A primavera inoltrata Microsoft non riuscì a comprare Yahoo nonostante avesse messo sul piatto una cinquantina scarsa di miliardi di dollari, essendo disposta a pagare per ogni azione del motore di ricerca numero due al mondo oltre 30 dollari.

Dopo la scorsa tribolata settimana delle borse mondiali il titolo di Yahoo valeva ben meno della metà di quanto era disposto a spendere Steve Ballmer: 13 dollari e mezzo, con una capitalizzazione di nemmeno 20 miliardi.

Grazie agli interventi governativi (soprattutto europei) ora si respira un’aria diversa e i titoli in generale stanno riprendendo connotazioni più familiari.

Ma proviamo a pensare come e con quali parole sarebbe stata commentata l’acquisizione, se all’epoca fosse andata in porto, solo 7 giorni fa.

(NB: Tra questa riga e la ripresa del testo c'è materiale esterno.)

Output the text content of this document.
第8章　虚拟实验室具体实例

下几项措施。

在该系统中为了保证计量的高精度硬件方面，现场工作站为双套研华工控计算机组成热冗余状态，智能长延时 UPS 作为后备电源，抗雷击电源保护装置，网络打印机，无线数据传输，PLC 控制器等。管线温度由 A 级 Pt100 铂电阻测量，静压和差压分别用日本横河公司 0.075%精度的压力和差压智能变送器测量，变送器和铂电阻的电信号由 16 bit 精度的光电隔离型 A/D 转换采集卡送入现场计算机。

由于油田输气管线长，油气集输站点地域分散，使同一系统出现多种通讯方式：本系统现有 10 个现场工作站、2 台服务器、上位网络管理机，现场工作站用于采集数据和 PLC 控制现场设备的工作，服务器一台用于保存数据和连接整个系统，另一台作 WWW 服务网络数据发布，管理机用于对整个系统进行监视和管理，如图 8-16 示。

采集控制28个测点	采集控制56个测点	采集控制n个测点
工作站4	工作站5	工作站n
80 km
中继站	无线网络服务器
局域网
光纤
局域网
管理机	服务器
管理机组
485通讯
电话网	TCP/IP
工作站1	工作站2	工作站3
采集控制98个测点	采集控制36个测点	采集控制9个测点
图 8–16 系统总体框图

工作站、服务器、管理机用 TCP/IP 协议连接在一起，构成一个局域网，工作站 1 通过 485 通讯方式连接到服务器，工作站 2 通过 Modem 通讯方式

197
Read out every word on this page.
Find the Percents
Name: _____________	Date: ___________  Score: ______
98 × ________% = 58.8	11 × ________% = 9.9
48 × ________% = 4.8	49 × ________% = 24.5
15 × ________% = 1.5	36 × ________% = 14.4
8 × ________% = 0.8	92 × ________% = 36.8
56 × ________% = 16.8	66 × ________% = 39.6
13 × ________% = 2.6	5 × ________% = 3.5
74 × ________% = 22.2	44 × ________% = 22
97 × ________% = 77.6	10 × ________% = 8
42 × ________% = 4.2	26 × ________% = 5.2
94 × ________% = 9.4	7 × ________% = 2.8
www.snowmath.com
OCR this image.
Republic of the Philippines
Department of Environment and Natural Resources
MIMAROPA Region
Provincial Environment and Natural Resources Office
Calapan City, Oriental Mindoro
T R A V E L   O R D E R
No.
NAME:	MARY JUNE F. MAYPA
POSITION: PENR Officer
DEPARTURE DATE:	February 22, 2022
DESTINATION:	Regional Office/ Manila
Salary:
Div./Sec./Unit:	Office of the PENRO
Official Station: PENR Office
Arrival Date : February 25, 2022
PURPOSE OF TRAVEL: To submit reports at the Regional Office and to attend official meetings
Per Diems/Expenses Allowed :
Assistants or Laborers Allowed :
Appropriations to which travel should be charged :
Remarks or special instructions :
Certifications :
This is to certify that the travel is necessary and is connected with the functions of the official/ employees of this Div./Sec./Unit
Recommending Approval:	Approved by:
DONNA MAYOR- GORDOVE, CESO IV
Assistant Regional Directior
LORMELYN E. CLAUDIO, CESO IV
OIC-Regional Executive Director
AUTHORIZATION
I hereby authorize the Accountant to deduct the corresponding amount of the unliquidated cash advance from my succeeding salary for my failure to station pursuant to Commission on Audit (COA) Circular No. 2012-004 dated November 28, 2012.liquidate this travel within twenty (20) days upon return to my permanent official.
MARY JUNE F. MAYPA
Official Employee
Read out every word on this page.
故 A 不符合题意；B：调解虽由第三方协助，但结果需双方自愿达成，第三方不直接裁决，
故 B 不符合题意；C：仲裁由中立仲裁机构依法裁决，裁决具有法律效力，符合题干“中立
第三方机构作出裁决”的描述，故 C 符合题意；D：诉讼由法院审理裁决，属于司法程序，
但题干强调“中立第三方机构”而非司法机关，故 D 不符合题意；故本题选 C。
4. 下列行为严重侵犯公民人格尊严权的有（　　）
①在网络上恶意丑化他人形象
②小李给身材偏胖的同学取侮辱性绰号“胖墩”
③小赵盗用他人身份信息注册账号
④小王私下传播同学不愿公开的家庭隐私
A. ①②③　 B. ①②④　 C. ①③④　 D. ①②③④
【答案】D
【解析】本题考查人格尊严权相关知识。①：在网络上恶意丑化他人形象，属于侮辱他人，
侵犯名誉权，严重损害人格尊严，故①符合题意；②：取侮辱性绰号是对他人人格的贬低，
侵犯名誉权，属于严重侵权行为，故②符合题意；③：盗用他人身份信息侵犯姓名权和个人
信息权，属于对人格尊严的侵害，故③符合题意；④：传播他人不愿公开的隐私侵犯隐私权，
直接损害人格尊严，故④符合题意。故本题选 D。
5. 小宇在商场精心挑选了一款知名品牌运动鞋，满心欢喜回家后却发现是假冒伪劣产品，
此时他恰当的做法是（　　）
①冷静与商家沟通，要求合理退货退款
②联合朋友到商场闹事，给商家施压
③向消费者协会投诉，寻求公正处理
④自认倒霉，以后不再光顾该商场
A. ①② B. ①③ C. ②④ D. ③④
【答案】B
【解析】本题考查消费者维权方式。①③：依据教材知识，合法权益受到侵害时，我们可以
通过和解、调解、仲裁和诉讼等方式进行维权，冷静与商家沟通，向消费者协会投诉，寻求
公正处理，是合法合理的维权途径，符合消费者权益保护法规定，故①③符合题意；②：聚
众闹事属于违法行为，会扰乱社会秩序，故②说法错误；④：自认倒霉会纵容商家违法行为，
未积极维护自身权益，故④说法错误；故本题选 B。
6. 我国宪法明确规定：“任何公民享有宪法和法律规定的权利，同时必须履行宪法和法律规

Anche per questo molti osservatori d’Oltreoceano ritengono Ballmer un manager fortunato: ci vuole pure la dea bendata per fare affari e, in questo caso sicuramente, anche per non fare affari.
Il che non comporta che la strategia iniziale fosse sbagliata o che Microsoft abbia saputo anticipare il calo delle capitalizzazioni. 
Le è andata bene.

Un motivo in più per sentirsi forte e proseguire nel fare impresa.
Cioè, pensiamo, creare più che comprare.